Review: Woman Submit

Woman Submit! Christians & Domestic ViolenceWoman Submit!
by Jocelyn, E Andersen

My rating: 2 of 5 stars

Woman Submit / 978-0-9794293-0-9

My first marriage, at a young age and in a tightly knit Christian community, was marked by physical abuse. Many years later, I was intrigued by the premise of this book - that Christian women are especially prone to stay in abusive relationships due to the pervasive doctrines within their communities: that marriage is eternal (and divorce and remarriage are sinful) regardless of abusive circumstances, that women *want* to be abused in order to get a 'get out of marriage free' card (yes, I'd read that James Dobson quote during my marriage, and found it painful and unhelpful in the extreme), and that abuse is just something that you have to leave to God to fix. I was interested to see how another woman in a similar circumstance had coped with these issues, and what she had to say to the community around her.

Despite my high expectations for this slim volume, I cannot personally recommend this book, as it is written from such a widely different perspective from my own that I actually found it quite infuriating. Andersen begins her book with her own personal testimony of abuse, highlighting a point in her life when her husband beat her near unto death, and denied her medical care for fear of being arrested. The only way Andersen could convince him to leave her alone in the house with a phone was to swear "a vow before God" that she would not call the police (and, apparently by extension, the hospital). In her own words:

"Then he left again. But now I had another problem. I had just made a vow before God that I would not call the police. I stared at the phone and mentally worked through my options - breaking my vow was not one of them...I was confident that God was leading. John returned after being gone only a short while and made a point of looking to see if the phone had been moved. It had not. I had returned it exactly as he left it."

Luckily, John finally leaves again, and Andersen manages to get her pastor's cell phone - the pastor is in the neighborhood and takes her to the hospital, nicely circumventing Andersen's 'vow problem'. Later in the chapter, Andersen will marvel at people who pity her for being 'stupid', and doesn't seem to put together that at least *some* of those people are actually pitying her for thinking her god cares more about a completely invalid vow made under duress to an abuser rather than her own personal, physical safety. I'm sure Andersen feels that God protected her because of her fidelity, but how many other women have made the same choice only to die needlessly when their husbands return in a rage or their internal injuries take their toll? (Andersen insists that her own internal injuries were miraculously healed by God because she was obedient to her vow.)

Throughout the book, Andersen keeps up the heavy-handed approach of insisting that her view of religion is the correct one, and that anyone with a different viewpoint is simply wrong. She sneers at research done on Battered Woman Syndrome (BWS) and while I take her point that the diagnosis has been misused and should be handled with more care, I cannot bear such sanctimonious passages as "And although it may come as a complete surprise, psychologists are NOT the experts on the human condition - Jesus Christ our creator is." I really cannot bear that attitude - she can't believe that her god may have made us with the knowledge and insight to understand our own minds and thought processes.

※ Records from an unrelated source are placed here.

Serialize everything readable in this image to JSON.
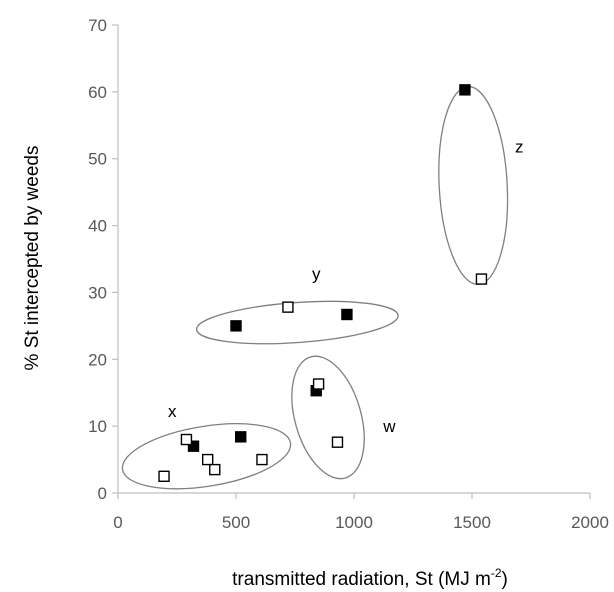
{
  "chart_data": {
    "type": "scatter",
    "xlabel": "transmitted radiation, St (MJ m",
    "xlabel_sup": "-2",
    "xlabel_suffix": ")",
    "ylabel": "% St intercepted by weeds",
    "xlim": [
      0,
      2000
    ],
    "ylim": [
      0,
      70
    ],
    "xticks": [
      0,
      500,
      1000,
      1500,
      2000
    ],
    "yticks": [
      0,
      10,
      20,
      30,
      40,
      50,
      60,
      70
    ],
    "grid": false,
    "colors": {
      "axis": "#bfbfbf",
      "ellipse": "#7f7f7f",
      "marker": "#000000",
      "tick_text": "#595959"
    },
    "series": [
      {
        "marker": "filled-square",
        "points": [
          [
            320,
            7
          ],
          [
            520,
            8.4
          ],
          [
            500,
            25
          ],
          [
            970,
            26.7
          ],
          [
            840,
            15.3
          ],
          [
            1470,
            60.3
          ]
        ]
      },
      {
        "marker": "open-square",
        "points": [
          [
            195,
            2.5
          ],
          [
            290,
            8
          ],
          [
            380,
            5
          ],
          [
            410,
            3.5
          ],
          [
            610,
            5
          ],
          [
            720,
            27.8
          ],
          [
            850,
            16.3
          ],
          [
            930,
            7.6
          ],
          [
            1540,
            32
          ]
        ]
      }
    ],
    "groups": [
      {
        "label": "x",
        "center": [
          375,
          5.5
        ],
        "label_at": [
          230,
          12.3
        ]
      },
      {
        "label": "y",
        "center": [
          760,
          25.5
        ],
        "label_at": [
          840,
          32.8
        ]
      },
      {
        "label": "w",
        "center": [
          890,
          11.3
        ],
        "label_at": [
          1150,
          10
        ]
      },
      {
        "label": "z",
        "center": [
          1505,
          46
        ],
        "label_at": [
          1700,
          51.8
        ]
      }
    ]
  }
}
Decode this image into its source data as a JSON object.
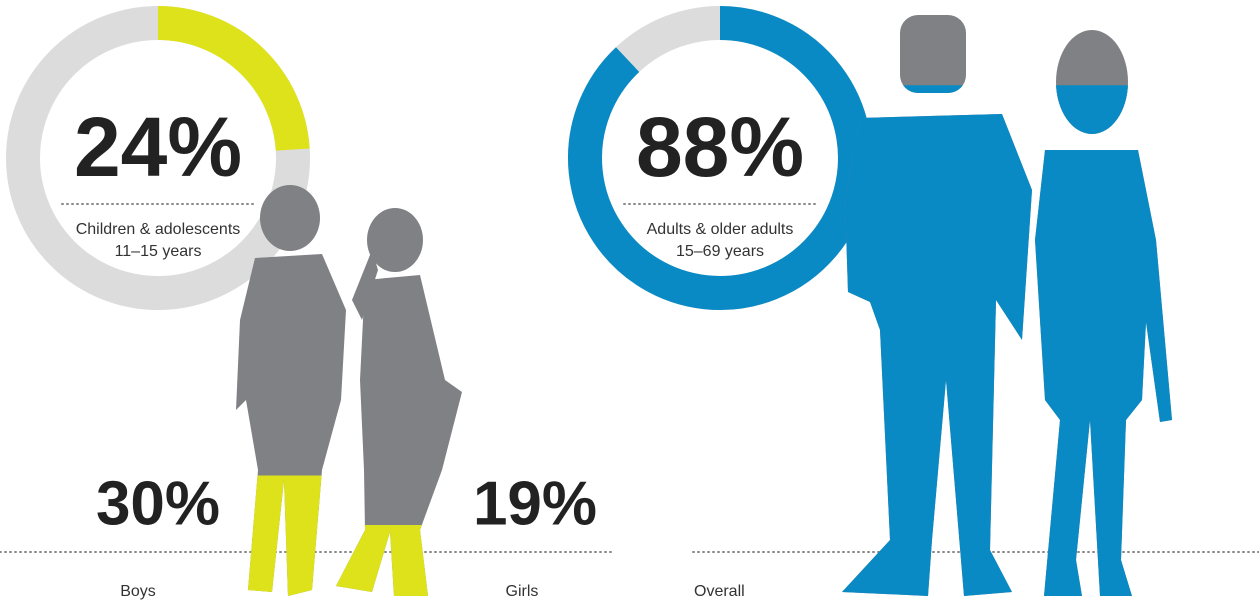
{
  "chart_data": [
    {
      "type": "donut",
      "value": 24,
      "value_label": "24%",
      "label": "Children & adolescents",
      "sublabel": "11–15 years",
      "color": "#dde21a",
      "track_color": "#dcdcdc",
      "figures": [
        {
          "name": "Boys",
          "value": 30,
          "value_label": "30%"
        },
        {
          "name": "Girls",
          "value": 19,
          "value_label": "19%"
        }
      ],
      "figure_color": "#808184"
    },
    {
      "type": "donut",
      "value": 88,
      "value_label": "88%",
      "label": "Adults & older adults",
      "sublabel": "15–69 years",
      "color": "#0a8ac4",
      "track_color": "#dcdcdc",
      "figures": [
        {
          "name": "Overall",
          "value": 88
        }
      ],
      "figure_color": "#808184"
    }
  ]
}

Simply, she disagrees with those godless psychologists out there and god is on HER side, of course, so they *must* be wrong, Q.E.D.

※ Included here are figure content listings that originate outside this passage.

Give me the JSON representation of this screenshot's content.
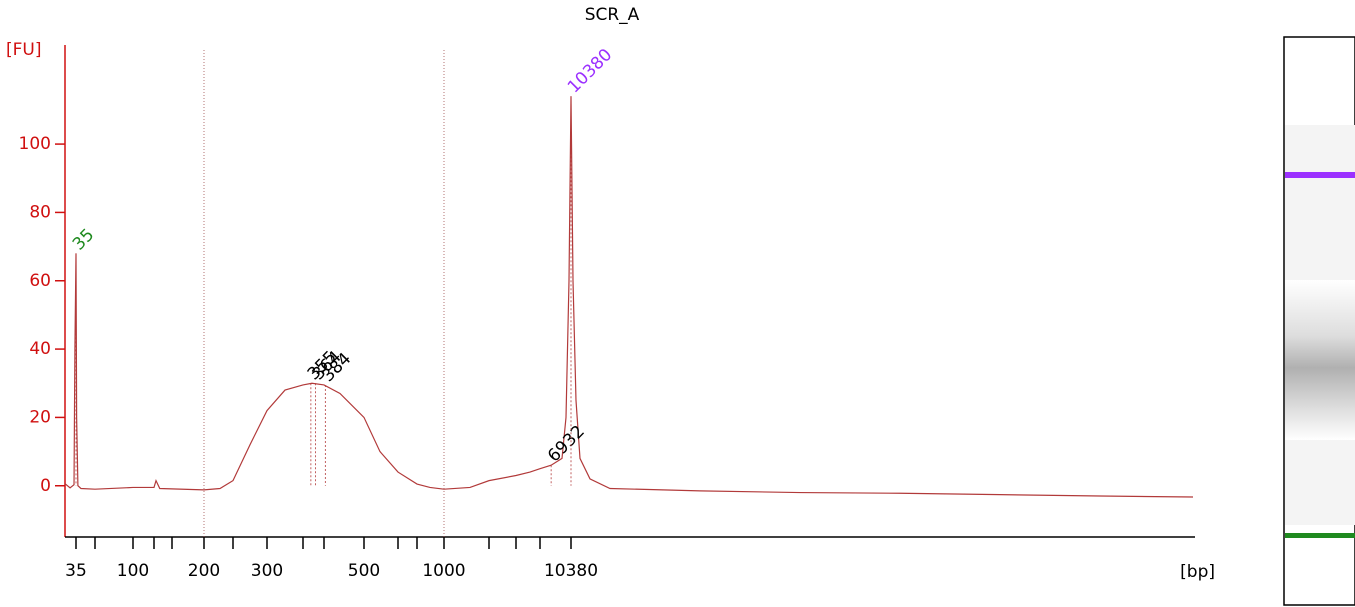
{
  "chart_data": {
    "type": "line",
    "title": "SCR_A",
    "ylabel": "[FU]",
    "xlabel": "[bp]",
    "ylim": [
      -15,
      129
    ],
    "yticks": [
      0,
      20,
      40,
      60,
      80,
      100
    ],
    "xlim": [
      30,
      40000
    ],
    "xticks": [
      35,
      {
        "value": 50,
        "label": null
      },
      100,
      {
        "value": 125,
        "label": null
      },
      {
        "value": 150,
        "label": null
      },
      200,
      {
        "value": 250,
        "label": null
      },
      300,
      {
        "value": 340,
        "label": null
      },
      {
        "value": 380,
        "label": null
      },
      500,
      {
        "value": 600,
        "label": null
      },
      {
        "value": 700,
        "label": null
      },
      1000,
      {
        "value": 2000,
        "label": null
      },
      {
        "value": 3000,
        "label": null
      },
      {
        "value": 5000,
        "label": null
      },
      10380
    ],
    "region_lines": [
      200,
      1000
    ],
    "series": [
      {
        "color": "#b23a3a",
        "x": [
          30,
          32.3,
          34.1,
          34.5,
          35,
          35.5,
          36.5,
          38.9,
          50,
          100,
          125,
          127.8,
          133,
          200,
          227.6,
          250,
          275,
          300,
          320,
          340,
          357,
          380,
          428,
          500,
          547,
          600,
          700,
          844,
          1000,
          1578,
          2000,
          3000,
          4167,
          5000,
          6932,
          8818,
          9512,
          10033,
          10380,
          10475,
          10617,
          10807,
          11282,
          12231,
          16503,
          21250,
          25997,
          30743,
          35490,
          39905
        ],
        "values": [
          0.6,
          -0.6,
          0.3,
          40,
          68,
          20,
          0,
          -0.8,
          -1,
          -0.5,
          -0.5,
          1.5,
          -0.8,
          -1.2,
          -0.8,
          1.5,
          12,
          22,
          28,
          29.5,
          30,
          29.5,
          27,
          20,
          10,
          4,
          0.5,
          -0.5,
          -1,
          -0.5,
          1.5,
          3,
          4,
          5,
          6,
          8,
          20,
          60,
          114,
          60,
          25,
          8,
          2,
          -0.8,
          -1.5,
          -2,
          -2.2,
          -2.6,
          -3,
          -3.3
        ]
      }
    ],
    "peaks": [
      {
        "x": 35,
        "y": 68,
        "color": "#1f8a1f"
      },
      {
        "x": 355,
        "y": 30,
        "color": "#000000"
      },
      {
        "x": 364,
        "y": 30,
        "color": "#000000"
      },
      {
        "x": 384,
        "y": 29.5,
        "color": "#000000"
      },
      {
        "x": 6932,
        "y": 6,
        "color": "#000000"
      },
      {
        "x": 10380,
        "y": 114,
        "color": "#9b30ff"
      }
    ]
  }
}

(My own beliefs: Although it may come as a complete surprise, mathematicians are NOT the experts on the physical laws of our universe - the great lord Cthulhu is. Take that, math profs of my yesteryears.)

As a woman who has experienced both an abusive marriage and the oppressive 'submission' advice of a well-meaning, but fundamentally disconnected Christian community, I think there is some good advice in Andersen's testimony. She urges readers not to succumb to victim-blaming and to remain open and helpful to women in abusive relationships rather than to write them off as perpetual victims. Outside of the immediate counseling, however, Andersen's book falters and fails - I have no interest in a book that discounts psychology completely in the search for answers and instead devotes literally *pages* to "Adam and Eve" (here treated as real, historical figures) and why their personal family troubles are to blame for domestic violence in this day and age. To me, personally, that makes as much sense as trying to blame marital problems on Thor and Sif.